Does this code work? Yes. Run it for yourself, step through how it works, and convince yourself that it works before you read on.

Is this code fast? Not really.

Let's say that we have 1000 students in our class. And let's say that there are five students named Alice to be deleted. And let's say that they are all at the end of the list.

What will this code do?

First, it will enter the while loop.

Then, it will enter the for loop. The for loop will run 996 times in order to find the first Alice.

Then it will leave the for loop, then delete Alice #1, then repeat the while loop.

Then for loop will run 996 times in order to find the second Alice. Then delete her.

Then 996 times to find the third Alice, then delete her.

Then another 996 times for the fourth Alice.

Then another 996 times for the fifth Alice.

And then–we're not done yet!–a final 995 times, since the for loop's job is to check if there are any matches. Our Delete logic doesn't stop until it's sure that there are no matches. So we need this final pass to make sure that we're done.

How many times did the for loop run in the end?

5*996+995 = 5975

That's almost 6 times the length of our list!

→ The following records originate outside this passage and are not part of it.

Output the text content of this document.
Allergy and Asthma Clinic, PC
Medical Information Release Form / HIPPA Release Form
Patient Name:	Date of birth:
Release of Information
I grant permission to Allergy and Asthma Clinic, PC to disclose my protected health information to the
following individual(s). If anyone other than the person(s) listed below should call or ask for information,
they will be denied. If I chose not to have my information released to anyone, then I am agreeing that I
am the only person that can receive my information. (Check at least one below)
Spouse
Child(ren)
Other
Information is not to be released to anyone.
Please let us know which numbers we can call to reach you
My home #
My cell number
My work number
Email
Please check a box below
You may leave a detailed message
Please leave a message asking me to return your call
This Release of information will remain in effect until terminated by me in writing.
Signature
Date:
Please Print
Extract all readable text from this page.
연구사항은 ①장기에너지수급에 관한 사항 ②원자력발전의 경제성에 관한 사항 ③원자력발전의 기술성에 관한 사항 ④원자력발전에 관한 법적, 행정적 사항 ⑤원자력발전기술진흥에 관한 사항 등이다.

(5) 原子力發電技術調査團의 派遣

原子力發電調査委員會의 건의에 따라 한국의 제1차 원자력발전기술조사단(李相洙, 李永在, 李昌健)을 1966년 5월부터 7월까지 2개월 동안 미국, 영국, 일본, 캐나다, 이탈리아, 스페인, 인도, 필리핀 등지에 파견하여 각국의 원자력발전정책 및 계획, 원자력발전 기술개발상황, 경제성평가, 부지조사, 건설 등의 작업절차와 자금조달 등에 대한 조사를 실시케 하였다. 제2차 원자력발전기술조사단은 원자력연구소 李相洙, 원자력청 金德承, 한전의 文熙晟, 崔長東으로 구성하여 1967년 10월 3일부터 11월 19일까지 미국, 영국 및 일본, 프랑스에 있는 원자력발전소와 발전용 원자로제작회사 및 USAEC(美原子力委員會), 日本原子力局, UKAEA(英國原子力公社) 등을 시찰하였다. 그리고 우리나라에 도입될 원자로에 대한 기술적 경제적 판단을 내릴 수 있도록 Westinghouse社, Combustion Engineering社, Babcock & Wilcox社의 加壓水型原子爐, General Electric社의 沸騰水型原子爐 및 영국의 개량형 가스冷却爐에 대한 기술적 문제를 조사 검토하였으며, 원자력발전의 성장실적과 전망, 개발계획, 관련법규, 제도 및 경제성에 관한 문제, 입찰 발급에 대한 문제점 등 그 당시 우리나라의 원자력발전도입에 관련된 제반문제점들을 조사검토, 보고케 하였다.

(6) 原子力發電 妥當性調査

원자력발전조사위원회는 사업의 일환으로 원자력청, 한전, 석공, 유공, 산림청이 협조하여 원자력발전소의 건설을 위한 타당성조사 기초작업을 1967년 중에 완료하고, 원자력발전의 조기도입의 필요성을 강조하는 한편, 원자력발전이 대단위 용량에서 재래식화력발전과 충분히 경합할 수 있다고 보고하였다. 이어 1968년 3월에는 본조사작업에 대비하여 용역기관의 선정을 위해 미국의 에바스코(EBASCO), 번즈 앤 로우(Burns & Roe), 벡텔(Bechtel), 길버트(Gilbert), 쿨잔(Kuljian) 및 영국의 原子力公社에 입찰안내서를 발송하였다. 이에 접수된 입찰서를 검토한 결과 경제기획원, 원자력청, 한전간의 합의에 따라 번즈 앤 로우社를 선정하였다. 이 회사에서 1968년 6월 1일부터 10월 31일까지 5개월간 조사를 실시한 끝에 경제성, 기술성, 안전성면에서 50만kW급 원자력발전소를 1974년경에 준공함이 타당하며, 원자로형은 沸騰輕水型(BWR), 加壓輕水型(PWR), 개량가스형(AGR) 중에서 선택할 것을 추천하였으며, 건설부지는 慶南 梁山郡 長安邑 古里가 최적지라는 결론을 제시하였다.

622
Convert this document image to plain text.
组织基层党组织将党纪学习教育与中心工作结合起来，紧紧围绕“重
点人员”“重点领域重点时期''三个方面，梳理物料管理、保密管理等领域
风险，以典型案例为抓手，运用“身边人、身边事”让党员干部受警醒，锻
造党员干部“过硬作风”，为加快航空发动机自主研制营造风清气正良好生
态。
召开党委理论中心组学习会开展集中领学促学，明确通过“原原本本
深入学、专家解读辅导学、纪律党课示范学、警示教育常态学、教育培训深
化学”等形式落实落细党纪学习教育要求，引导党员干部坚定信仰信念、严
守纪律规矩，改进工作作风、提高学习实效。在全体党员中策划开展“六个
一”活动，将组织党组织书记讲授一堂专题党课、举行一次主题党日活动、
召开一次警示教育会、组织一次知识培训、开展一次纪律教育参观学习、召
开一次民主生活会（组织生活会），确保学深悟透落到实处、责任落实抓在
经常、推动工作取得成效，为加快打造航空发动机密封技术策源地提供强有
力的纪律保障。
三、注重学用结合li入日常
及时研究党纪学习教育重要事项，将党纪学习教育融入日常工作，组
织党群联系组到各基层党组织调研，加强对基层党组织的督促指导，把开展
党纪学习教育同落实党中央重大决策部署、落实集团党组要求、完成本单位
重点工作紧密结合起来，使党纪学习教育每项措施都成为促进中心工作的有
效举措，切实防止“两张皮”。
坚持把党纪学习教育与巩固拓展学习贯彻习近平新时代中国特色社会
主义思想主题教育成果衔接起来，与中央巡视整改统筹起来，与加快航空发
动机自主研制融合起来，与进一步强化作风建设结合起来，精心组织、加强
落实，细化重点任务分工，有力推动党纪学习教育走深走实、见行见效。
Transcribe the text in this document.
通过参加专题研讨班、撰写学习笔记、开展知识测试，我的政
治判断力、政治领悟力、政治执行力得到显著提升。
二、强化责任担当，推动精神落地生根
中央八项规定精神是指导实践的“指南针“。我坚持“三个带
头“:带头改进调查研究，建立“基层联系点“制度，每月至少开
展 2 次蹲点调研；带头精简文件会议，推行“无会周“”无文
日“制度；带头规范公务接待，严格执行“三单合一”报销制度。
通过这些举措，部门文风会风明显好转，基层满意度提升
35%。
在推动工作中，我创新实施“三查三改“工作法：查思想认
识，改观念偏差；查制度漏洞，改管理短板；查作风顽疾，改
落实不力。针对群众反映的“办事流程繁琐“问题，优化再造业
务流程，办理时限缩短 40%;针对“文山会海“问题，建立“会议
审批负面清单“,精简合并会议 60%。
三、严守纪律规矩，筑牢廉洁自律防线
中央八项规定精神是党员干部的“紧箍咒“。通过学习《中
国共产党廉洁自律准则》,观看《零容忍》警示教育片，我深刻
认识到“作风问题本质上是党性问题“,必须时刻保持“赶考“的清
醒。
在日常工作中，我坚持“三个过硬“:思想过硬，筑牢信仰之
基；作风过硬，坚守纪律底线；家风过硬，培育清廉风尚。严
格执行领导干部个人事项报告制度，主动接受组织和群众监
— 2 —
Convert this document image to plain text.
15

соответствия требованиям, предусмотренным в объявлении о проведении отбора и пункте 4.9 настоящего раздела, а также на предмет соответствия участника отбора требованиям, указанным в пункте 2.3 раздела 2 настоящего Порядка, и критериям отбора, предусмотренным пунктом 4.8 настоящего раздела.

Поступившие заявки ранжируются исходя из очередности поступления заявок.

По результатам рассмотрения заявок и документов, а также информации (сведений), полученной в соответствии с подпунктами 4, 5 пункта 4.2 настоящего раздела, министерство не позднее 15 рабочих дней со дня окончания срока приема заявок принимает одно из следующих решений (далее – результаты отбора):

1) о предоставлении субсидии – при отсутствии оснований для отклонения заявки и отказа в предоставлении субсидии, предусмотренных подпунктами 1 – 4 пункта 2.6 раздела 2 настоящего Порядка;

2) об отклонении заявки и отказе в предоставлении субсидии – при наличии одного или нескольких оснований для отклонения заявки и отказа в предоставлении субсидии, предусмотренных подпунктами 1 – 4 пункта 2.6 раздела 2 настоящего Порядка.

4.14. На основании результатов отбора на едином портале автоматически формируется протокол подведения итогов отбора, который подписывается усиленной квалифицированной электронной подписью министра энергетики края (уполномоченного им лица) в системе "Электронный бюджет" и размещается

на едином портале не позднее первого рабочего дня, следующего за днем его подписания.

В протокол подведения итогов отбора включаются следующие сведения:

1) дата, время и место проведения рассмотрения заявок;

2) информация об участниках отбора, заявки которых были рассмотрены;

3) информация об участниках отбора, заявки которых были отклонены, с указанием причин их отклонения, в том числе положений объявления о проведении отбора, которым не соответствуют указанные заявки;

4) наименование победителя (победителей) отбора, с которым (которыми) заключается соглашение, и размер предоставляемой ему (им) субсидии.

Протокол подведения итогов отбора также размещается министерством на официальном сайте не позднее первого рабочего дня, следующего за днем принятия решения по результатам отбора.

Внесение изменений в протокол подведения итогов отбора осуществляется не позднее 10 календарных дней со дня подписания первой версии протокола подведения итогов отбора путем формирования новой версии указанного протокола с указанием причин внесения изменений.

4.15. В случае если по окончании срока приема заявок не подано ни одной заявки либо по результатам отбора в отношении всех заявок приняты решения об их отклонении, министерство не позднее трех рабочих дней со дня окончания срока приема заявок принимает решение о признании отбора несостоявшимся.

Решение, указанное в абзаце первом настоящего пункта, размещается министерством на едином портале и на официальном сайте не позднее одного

Turns out, we can make an equation to represent how "efficient" this Delete code is, regardless of the particular numbers we choose for our hypothetical big list of students.

If you have N students in our list, and you have M students who need to be deleted (worst case, let's assume they are at the end of the list), then this Delete code will need to run that for loop this many times:

M(N-M+1) + (N-M)

Notice I mentioned "worst case." When we are evaluating the efficiency of code, we usually care about "worst case." Maybe your code is fast on some data, but if I'm running your code on my big enterprise server, and the worst case happens along, will my server start to lag because of you? Sure, the for loop will finish really fast if Alice is at the start of the list. But I ain't taking the chance on that.

That's the idea.

So what's the worst case of M(N-M+1) + (N-M)?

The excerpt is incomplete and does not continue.